I realized this week that it has been three decades since my first publication. I am feeling particularly thankful to mark this anniversary. It has not always been easy but I am happy that I am still at it.
For all these years and more, I have been committed to telling the story of people of African descent in the context of world history. The purpose has always been to unearth untold stories or to tell familiar stories from multiple perspectives. After all this time, I am still a believer that for people of African descent, knowledge of their history is connected to the cause of liberation. By the same token, the more that all know this history, the more we may understand and appreciate our intertwined past and present. Finally, the power of even one voice to make a difference has been a constant inspiration.

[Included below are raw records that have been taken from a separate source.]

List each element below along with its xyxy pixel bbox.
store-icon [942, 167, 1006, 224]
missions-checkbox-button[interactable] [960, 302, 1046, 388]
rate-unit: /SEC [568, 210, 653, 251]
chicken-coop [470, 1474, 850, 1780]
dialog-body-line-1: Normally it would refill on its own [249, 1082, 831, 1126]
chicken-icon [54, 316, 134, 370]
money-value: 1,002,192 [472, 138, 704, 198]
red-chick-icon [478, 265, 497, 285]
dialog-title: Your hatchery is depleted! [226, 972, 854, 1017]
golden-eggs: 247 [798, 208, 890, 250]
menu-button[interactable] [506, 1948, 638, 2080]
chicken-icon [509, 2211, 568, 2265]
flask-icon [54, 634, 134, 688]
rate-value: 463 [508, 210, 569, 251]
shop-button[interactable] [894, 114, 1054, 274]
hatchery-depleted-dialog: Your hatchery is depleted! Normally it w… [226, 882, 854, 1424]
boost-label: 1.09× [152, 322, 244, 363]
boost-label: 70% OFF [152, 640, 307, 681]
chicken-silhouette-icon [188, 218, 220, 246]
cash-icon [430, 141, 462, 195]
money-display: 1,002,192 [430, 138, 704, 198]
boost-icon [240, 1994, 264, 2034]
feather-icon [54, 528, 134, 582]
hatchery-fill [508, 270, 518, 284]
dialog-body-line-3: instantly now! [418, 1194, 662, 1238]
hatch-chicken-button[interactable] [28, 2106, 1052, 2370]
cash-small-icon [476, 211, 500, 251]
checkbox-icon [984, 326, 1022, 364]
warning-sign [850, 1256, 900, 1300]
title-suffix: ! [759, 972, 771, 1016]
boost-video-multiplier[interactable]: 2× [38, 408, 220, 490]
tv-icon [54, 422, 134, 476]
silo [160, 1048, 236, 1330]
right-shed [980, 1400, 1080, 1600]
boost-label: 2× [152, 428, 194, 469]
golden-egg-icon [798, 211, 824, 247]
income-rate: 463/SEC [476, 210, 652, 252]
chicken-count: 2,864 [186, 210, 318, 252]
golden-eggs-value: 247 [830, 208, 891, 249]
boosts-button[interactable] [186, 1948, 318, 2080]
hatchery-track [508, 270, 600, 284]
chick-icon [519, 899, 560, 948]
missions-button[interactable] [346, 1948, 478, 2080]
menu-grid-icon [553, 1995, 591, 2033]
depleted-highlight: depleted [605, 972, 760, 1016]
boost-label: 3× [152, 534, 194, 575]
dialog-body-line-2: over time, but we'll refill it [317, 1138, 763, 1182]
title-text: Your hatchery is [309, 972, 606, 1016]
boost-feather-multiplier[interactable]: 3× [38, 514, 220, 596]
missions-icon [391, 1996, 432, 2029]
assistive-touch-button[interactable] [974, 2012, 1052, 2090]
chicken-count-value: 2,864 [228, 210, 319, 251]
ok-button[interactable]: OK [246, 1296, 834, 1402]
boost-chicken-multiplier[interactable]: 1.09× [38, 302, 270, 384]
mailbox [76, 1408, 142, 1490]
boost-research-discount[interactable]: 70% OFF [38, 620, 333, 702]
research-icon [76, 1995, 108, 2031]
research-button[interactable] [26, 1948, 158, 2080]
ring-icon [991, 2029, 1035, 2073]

So today, I am celebrating the 30th year since I first wrote, You can Make a Difference: The Story of Martin Luther King Jr., a little book that was part of the Choose Your Own Adventure series for young readers. I am particularly thankful to James Burgess who was my art teacher at St. Hilda’s and St. Hugh’s High School. James Burgess introduced me to Edward Packard, the creator of the children’s series, who in turn gave me a chance to submit a book proposal to what was then Bantam/Doubleday Publishers.
The rest is history.
When the proposal was accepted, I spent the next year and a half avidly researching the life of Dr. King. I went to the King Center in Atlanta; I toured his home and his church, Ebenezer Baptist Church. I combed through archives; I spoke with some of his close associates and with King scholars like Professor Clayborne Carson. I was fresh out of college and did not yet know I wanted to be a historian or a scholar/activist, yet I was taking steps in that direction. All I knew is that this seemed to be the opportunity of a lifetime to write about one of my favorite people. I felt then as I feel now that King’ss sacrifices made my life possible.
Ultimately, his legacy propelled me into the life I have today. These days, I write mostly adult nonfiction—history books and newspaper or magazine articles with a strong historical bent yet I remain committed to the same purpose.
Thirty years from now, if I am blessed with good fortune, I hope I am still at it bearing the message of my first effort: You can make a difference.
Anne C. Bailey, author of The Weeping Time and contributor to The 1619 Project.